Menina de 1 ano morre afogada em piscina sem proteção em São José do Rio Preto
Criança de 1 ano morre afogada em piscina em SP

Uma tragédia familiar abalou o bairro Estância Galileia, em São José do Rio Preto (SP), na manhã desta quinta-feira, 1º de fevereiro. Uma criança de apenas um ano de idade perdeu a vida após se afogar na piscina da residência onde passava a virada do ano com a mãe.

Como o acidente aconteceu

De acordo com o boletim de ocorrência, a mãe da menina, de 19 anos, acordou por volta das 7 horas da manhã e percebeu que a filha não estava mais na cama. A criança dormia no mesmo quarto que a mãe e os irmãos. Relatos indicam que a pequena havia acordado por volta das 5h, chamado pela mãe e depois voltado a dormir.

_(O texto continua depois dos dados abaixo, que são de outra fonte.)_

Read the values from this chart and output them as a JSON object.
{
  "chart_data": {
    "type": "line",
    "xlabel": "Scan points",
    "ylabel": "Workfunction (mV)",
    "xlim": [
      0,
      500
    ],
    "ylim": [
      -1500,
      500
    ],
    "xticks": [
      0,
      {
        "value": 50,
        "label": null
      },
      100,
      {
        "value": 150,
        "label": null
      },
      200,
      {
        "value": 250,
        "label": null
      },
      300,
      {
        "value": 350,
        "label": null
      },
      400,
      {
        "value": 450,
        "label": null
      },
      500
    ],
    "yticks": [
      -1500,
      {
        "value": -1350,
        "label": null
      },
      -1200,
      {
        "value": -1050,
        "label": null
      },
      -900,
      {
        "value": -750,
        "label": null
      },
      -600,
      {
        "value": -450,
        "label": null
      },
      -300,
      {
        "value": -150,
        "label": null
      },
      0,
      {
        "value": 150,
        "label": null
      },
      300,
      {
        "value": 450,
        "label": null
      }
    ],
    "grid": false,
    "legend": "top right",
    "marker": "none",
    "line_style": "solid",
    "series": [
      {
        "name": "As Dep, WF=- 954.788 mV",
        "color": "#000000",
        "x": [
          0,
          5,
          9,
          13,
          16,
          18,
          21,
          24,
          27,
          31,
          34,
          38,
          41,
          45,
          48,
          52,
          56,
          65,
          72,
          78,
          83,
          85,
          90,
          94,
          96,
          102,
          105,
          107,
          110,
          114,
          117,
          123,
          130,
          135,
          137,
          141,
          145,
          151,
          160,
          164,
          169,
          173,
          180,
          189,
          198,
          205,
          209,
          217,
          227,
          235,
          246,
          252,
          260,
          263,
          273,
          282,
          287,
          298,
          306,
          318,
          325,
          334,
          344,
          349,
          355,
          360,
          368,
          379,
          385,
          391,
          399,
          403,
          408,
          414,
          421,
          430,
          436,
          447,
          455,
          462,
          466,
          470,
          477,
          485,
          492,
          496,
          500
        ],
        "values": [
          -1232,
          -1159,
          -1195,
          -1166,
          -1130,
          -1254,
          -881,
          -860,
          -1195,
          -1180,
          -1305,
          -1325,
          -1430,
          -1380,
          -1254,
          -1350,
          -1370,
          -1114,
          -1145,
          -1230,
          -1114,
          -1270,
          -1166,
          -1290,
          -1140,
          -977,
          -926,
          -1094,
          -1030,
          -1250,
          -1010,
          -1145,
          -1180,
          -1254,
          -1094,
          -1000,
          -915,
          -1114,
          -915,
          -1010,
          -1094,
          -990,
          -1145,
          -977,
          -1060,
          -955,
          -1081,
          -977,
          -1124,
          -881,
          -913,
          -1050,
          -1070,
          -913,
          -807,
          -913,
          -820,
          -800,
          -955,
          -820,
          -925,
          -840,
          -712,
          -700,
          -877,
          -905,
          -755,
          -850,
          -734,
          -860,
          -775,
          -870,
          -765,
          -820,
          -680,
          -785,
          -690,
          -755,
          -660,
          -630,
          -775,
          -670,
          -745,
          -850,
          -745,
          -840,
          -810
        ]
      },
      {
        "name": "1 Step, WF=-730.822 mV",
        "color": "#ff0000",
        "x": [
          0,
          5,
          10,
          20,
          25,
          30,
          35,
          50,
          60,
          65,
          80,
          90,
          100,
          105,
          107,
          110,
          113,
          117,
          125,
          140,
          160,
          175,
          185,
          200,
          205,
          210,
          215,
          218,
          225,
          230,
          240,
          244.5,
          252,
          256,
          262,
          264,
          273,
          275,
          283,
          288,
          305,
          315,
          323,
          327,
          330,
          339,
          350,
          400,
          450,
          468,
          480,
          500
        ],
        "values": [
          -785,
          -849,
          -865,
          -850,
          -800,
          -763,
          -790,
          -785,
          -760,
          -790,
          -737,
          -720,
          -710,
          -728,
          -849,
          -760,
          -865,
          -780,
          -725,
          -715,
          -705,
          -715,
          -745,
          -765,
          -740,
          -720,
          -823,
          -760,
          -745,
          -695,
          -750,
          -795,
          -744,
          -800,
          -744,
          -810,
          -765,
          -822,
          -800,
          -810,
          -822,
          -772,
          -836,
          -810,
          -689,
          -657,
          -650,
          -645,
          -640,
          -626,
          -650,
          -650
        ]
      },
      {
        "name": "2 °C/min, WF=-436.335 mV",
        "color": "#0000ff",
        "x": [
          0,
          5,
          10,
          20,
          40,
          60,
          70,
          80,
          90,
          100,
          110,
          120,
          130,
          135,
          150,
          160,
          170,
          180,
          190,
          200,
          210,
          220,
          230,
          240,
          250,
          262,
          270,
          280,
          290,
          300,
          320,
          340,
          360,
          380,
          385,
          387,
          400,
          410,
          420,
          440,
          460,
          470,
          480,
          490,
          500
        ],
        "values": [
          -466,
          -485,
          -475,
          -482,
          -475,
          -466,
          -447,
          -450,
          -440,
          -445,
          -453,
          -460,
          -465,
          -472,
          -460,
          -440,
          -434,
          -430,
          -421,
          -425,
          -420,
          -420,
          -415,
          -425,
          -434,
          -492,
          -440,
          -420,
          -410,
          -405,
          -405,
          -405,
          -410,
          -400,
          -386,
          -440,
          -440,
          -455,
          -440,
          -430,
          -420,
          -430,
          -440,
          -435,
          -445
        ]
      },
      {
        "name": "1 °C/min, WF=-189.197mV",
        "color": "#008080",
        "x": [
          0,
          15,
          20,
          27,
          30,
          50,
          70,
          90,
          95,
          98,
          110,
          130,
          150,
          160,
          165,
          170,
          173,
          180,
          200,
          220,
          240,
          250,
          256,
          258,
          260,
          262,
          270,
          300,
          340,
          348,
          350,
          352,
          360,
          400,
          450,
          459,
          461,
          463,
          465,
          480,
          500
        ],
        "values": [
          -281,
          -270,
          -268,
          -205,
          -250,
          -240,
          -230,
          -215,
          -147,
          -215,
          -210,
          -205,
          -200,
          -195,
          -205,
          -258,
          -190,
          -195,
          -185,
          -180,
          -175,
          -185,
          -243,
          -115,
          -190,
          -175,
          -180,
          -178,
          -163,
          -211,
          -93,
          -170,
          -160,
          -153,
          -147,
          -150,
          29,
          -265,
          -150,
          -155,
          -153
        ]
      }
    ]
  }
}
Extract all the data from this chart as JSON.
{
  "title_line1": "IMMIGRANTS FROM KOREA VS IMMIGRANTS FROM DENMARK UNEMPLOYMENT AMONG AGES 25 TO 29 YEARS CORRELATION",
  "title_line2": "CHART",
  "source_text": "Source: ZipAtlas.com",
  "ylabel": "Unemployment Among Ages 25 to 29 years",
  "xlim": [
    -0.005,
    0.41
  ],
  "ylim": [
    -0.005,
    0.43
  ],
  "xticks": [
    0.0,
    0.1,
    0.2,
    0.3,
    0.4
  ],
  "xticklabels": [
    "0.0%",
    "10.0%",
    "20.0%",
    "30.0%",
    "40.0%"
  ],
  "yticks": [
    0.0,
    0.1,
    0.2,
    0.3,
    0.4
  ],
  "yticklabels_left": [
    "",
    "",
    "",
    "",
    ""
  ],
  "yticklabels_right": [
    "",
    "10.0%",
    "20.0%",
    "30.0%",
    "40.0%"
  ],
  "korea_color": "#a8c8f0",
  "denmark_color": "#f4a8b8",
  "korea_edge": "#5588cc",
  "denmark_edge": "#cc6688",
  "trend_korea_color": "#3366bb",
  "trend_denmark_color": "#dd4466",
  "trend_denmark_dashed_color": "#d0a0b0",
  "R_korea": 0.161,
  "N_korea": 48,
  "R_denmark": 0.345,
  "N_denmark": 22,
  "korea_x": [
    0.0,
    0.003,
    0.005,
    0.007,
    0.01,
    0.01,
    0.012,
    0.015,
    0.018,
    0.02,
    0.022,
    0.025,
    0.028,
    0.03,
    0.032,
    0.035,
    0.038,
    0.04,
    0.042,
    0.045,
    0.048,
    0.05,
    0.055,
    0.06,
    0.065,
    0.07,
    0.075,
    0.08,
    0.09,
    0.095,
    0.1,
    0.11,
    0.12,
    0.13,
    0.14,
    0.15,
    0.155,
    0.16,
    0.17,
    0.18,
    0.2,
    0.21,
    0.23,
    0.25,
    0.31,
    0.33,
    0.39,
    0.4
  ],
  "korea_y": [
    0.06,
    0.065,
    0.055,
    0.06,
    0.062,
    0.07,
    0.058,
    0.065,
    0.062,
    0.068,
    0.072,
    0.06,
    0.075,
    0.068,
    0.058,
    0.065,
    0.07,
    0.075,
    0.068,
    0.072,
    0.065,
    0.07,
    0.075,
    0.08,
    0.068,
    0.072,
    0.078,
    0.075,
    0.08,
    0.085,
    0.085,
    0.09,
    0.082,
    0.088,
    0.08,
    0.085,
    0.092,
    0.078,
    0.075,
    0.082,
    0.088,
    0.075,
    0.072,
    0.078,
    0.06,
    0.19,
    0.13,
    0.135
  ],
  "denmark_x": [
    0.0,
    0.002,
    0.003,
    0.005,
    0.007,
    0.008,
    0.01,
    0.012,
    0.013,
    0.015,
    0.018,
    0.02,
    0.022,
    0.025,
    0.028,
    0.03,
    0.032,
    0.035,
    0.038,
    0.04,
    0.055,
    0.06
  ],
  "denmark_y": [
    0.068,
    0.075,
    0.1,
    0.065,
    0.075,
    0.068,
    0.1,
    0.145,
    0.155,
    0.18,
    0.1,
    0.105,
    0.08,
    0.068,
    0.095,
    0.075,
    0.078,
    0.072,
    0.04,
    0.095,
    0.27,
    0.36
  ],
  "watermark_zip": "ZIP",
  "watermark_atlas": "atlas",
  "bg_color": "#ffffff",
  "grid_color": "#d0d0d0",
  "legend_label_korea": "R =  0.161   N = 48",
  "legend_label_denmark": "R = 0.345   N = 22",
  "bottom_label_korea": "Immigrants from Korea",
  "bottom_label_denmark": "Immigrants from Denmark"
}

Quando a jovem mãe despertou novamente, duas horas depois, notou o desaparecimento da filha. Iniciou uma busca imediata pela casa, que terminou com a descoberta do pior cenário: a menina estava dentro da piscina.

Corrida contra o tempo e ausência de proteção

Ao encontrar a criança, a mãe pediu socorro desesperadamente. A proprietária do imóvel, que também estava no local, assumiu a condução do caso e levou a menina diretamente para a Unidade de Pronto Atendimento (UPA) mais próxima. No entanto, os esforços foram em vão. A criança chegou à unidade de saúde sem vida.

Em seu depoimento à polícia, a dona da casa forneceu uma informação crucial sobre as condições do local do acidente. Ela confirmou que a piscina da residência é de grande porte e, de forma alarmante, não possuía qualquer tipo de proteção, como tela ou cerca, estando a área totalmente aberta e de fácil acesso.

Investigação e registro do caso

O caso foi registrado na delegacia como morte suspeita. A decisão foi baseada em vários fatores levantados durante os primeiros levantamentos:

  • O depoimento da mãe, de 19 anos.
  • O relato da testemunha, que é a proprietária do imóvel.
  • A ausência de câmeras de segurança na propriedade que pudessem gravar ou esclarecer os momentos que antecederam a tragédia.

A polícia segue com as investigações para apurar com exatidão todas as circunstâncias que levaram ao afogamento fatal da criança de um ano. A tragédia serve como um triste e urgente alerta sobre os perigos que piscinas desprotegidas representam para crianças pequenas, especialmente em ambientes domésticos.